Le film commence sur un flashback, la tournée des bars avortée d’une bande de jeunes de Newton Haven qui viennent juste d’avoir leurs bacs. Il y a douze pubs dans la petite ville, leur objectif était de boire une pinte dans chacun, mais ils échouent lamentablement avant la fin. Vingt ans plus tard, Gary King parvient à convaincre ses quatre anciens amis de reproduire l’expérience, cette fois pour aller jusqu’au bout. Dans un premier temps, Le Dernier Pub avant la fin du monde n’a rien à voir avec la science-fiction, c’est plutôt une comédie sociale propulsée par un humour noir très convaincant. Gary King est un looser, un alcoolique qui n’a jamais rien fait de sa vie et qui est restée bloquée dans le souvenir de cette sortie avec ses amis qu’il veut à tout prix reproduire, il a les mêmes vêtements, la même voiture, les mêmes habitudes. À ses côtés, les anciens lycéens ont évolué de manière variée, mais ils ont tous changé, ce qui génère quelques scènes logiquement cocasses. Un autre réalisateur en serait resté à cette idée, à cette réunion d’anciens vingt ans après et à l’analyse des différences de profils. Pas Edgar Wright, qui profite de ce point de départ assez classique pour dériver vers un délire de plus en plus marqué. Au départ, il y a simplement des comportements étranges de la part des personnes présentes dans les bars. Et puis on découvre les êtres au sang bleu, pour mesurer bientôt l’ampleur de la situation, l’attaque des extra-terrestres et le destin tragique de la petite ville tranquille de province où se déroule l’action. Le Dernier Pub avant la fin du monde change alors radicalement de vitesse et de style, en exploitant les codes du genre, tournés en ridicule. Les créatures de l’espace ont du sang bleu, mais ils sont surtout robotisés avec des jointures en plastique également bleu qui est ridicule. Leur tête vide, qui se casse comme de la porcelaine de poupée, n’est guère mieux, si bien que l’on ne prend jamais l’attaque trop au sérieux. Tout comme les zombies de Shaun of the Dead, les créatures ne sont pas censées faire peur, mais bien être tournées en ridicule, et c’est une réussite à cet égard. Vers la fin, le scénario s’emporte peut-être un petit peu trop et oublie, par moments, de rester sur le mode du second degré, mais le film est sauvé par ses acteurs, tous impeccables avec une mention spéciale pour Nick Frost et Simon Pegg, parfaits dans leurs rôles, et la mise en scène inventive d’Edgar Wright.
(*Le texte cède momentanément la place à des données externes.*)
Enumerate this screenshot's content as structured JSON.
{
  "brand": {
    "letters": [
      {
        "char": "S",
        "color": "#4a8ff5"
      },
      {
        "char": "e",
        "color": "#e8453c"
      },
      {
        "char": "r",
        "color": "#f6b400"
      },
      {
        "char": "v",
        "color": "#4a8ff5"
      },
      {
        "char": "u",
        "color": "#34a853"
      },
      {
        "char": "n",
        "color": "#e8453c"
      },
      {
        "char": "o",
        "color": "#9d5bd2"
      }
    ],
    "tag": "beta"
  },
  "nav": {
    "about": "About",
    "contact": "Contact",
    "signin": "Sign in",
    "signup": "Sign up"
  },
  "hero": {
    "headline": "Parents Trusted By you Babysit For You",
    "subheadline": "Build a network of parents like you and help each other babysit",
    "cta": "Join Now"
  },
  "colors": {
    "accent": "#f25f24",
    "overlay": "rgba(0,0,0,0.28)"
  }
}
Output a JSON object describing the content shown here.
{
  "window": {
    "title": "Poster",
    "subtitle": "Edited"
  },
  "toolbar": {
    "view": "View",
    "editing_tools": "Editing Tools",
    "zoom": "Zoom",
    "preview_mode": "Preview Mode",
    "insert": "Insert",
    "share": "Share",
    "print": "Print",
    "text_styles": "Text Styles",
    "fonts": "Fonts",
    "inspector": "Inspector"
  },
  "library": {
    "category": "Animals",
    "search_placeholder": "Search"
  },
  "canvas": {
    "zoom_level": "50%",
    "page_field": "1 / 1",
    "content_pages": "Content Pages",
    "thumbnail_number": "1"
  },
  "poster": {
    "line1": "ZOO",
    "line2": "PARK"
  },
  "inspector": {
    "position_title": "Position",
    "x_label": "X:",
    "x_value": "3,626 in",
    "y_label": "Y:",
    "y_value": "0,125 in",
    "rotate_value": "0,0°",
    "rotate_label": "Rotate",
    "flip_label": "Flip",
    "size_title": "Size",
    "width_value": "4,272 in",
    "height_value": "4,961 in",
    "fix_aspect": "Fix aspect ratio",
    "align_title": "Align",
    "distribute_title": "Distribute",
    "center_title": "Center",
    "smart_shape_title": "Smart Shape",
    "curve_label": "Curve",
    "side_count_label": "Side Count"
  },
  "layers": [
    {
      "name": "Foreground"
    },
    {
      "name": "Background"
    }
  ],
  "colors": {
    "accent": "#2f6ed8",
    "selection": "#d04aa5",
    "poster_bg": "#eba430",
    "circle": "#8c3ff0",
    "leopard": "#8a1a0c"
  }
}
C’est l’épisode de la trilogie qui va le plus loin dans le délire d’Edgar Wright. Si vous n’avez pas aimé les deux volets précédents, Le Dernier Pub avant la fin du monde vous semblera pire, mais dans le cas contraire, l’humour si particulier de la saga fonctionne encore une fois à plein. Le point de départ banal se transforme en une parodie de science-fiction qui a le bon goût de ne pas trop se prendre au sérieux. Il faut dire qu’avec des extra-terrestres au sang bleu, quelques litres de bière et un cornet de glace, on pouvait difficilement imaginer plus sérieux…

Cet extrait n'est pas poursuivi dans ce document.